Introduction: Cardiovascular disease (CVD) is the leading cause of maternal death. Maternal mortality has steadily increased in the US. More than 60% of deaths due to CVD are preventable. In 2018, a non-academic multidisciplinary cardio-obstetrics (CVOB) program was formed at a Midwest hospital system. Cardiologists and Maternal Fetal Medicine specialists work together to provide evidence-based care to pregnant women with cardiac risk. To assess program effectiveness, we compared women seen by the CVOB program in 2018/2019 with a sample of pregnant women seen by cardiology in 2016/2017 prior to the program’s inception. Hypothesis: Women seen by the CVOB program will have improved outcomes - measured by gestation at delivery, length of stay (LOS) and readmission rates - over pre-program controls. Methods: A retrospective chart review was conducted of 102 patients who received care from the CVOB program in 2018/2019. These women were matched 1:1 based on mWHO categories with women who were seen by cardiology in 2016/2017. Results: Women who received care in the CVOB program had more cardiology tests during pregnancy relative to pre-program controls (median of 8 tests vs 5; p <0.001).
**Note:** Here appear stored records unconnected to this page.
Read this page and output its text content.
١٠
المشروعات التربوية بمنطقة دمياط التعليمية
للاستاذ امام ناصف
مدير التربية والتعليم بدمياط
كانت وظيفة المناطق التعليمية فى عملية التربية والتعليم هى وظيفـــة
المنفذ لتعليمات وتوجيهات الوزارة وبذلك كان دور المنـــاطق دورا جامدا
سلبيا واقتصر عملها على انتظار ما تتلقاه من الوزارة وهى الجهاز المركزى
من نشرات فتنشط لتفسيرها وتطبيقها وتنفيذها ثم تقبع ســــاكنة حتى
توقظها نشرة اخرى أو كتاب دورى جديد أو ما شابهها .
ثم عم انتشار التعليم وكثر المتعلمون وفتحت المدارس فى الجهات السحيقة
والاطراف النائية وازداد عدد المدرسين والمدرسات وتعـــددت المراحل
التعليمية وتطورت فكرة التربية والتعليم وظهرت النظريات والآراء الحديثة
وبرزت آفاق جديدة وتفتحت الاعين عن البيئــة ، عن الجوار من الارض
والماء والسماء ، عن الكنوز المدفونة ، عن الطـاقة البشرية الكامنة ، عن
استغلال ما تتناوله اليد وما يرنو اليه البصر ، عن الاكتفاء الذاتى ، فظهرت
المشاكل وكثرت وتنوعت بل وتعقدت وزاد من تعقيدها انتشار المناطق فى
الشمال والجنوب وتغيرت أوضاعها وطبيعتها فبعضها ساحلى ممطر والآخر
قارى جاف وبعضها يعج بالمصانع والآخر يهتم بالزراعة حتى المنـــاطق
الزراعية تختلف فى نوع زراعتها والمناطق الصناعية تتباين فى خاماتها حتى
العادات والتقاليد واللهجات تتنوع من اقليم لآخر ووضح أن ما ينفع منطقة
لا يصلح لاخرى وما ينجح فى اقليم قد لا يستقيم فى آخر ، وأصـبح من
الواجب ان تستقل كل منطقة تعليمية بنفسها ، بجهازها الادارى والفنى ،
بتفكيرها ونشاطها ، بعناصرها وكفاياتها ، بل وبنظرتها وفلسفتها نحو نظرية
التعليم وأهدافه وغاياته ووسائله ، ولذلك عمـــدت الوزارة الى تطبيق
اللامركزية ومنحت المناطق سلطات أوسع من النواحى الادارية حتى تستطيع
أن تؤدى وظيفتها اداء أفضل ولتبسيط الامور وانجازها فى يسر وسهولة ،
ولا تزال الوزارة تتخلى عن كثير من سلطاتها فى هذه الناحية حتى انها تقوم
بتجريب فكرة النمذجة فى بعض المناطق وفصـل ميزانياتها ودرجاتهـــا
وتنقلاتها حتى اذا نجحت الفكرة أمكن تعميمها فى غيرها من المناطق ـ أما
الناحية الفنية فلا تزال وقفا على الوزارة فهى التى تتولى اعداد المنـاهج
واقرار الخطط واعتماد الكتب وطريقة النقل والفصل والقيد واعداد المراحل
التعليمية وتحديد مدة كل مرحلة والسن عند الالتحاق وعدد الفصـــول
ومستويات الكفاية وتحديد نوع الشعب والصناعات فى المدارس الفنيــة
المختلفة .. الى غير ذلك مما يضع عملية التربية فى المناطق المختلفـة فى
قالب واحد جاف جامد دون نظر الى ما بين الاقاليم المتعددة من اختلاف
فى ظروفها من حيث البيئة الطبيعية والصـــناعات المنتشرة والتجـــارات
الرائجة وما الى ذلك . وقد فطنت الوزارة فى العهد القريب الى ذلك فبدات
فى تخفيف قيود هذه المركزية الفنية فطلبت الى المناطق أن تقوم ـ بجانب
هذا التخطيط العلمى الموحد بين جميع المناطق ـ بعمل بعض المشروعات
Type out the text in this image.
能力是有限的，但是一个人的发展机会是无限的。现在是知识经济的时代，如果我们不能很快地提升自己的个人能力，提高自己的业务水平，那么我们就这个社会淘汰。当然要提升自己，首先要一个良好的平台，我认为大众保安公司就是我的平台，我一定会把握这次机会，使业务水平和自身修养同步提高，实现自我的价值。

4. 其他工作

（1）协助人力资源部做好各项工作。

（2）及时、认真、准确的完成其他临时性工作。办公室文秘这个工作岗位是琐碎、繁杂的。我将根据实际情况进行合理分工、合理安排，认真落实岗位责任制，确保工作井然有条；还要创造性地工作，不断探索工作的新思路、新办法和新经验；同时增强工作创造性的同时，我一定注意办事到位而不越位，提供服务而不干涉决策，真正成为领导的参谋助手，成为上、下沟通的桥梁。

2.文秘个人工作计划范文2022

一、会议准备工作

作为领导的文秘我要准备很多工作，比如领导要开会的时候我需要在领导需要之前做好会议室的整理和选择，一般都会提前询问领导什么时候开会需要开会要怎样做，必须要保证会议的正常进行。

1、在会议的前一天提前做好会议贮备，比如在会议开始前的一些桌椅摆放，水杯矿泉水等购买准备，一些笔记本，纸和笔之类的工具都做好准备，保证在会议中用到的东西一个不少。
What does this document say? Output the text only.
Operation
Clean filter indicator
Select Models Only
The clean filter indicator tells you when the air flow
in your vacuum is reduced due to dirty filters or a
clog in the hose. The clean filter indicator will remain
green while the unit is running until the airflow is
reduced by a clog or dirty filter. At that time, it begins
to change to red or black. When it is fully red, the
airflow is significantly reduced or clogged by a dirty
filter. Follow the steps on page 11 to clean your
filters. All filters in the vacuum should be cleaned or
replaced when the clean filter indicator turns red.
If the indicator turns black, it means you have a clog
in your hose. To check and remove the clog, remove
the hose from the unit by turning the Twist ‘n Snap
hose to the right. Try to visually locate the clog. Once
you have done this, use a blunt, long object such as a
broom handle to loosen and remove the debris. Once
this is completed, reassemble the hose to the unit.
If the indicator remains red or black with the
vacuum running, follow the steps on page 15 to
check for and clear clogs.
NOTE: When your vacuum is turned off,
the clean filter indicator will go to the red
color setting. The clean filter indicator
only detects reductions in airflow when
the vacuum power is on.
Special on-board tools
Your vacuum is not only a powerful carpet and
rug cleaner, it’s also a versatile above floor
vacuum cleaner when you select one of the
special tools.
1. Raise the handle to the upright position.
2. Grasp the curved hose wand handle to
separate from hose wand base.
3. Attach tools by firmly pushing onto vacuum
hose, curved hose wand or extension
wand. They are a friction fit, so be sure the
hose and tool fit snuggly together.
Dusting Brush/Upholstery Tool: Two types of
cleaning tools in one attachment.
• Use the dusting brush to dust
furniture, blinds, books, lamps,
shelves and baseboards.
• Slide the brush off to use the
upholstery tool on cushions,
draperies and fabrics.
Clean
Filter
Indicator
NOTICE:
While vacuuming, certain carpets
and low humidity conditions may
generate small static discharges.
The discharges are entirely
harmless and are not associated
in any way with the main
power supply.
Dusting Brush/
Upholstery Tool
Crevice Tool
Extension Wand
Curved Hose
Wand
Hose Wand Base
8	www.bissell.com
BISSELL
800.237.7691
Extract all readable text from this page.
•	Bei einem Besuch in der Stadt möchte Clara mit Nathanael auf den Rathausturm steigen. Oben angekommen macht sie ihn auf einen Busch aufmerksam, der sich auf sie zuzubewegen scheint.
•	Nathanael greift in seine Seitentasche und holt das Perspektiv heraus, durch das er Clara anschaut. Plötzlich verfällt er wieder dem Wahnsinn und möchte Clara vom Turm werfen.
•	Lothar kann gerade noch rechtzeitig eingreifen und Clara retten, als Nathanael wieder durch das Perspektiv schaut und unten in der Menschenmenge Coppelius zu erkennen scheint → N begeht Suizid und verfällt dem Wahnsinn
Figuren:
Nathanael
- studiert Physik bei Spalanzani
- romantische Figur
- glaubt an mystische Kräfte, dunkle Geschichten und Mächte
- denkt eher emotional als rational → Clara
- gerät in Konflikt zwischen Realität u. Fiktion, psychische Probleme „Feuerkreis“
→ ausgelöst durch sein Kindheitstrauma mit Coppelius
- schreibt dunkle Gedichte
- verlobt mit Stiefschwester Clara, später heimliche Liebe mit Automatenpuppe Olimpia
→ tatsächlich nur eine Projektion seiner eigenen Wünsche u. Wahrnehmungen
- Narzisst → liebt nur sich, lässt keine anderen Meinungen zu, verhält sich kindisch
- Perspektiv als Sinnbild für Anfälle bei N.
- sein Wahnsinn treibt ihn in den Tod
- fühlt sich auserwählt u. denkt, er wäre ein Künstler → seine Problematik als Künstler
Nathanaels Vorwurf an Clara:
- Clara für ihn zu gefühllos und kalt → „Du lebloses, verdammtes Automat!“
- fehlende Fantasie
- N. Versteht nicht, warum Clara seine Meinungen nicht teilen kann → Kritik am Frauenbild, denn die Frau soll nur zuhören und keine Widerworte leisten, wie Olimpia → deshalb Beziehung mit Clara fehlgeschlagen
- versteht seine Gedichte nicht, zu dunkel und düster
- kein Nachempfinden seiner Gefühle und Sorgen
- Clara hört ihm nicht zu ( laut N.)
Women in the CVOB program had a longer LOS (median of 3.08 vs 2.55 days; p=0.02). Women in the CVOB program were less likely to have inpatient or ED visits in the 6 months postpartum (24% vs 72%; p <0.001). Gestational age was similar at time of delivery. Conclusions: In a multidisciplinary, non-academic CVOB program; there was a trend towards an increase in LOS after delivery, as well as in increase in ICU utilization. However, there were fewer readmissions or emergency visits in the post-partum period. A multidisciplinary CVOB program is feasible in a non-academic setting. The development of the program led to a decrease in the rates of readmission and ED visits in the postpartum period.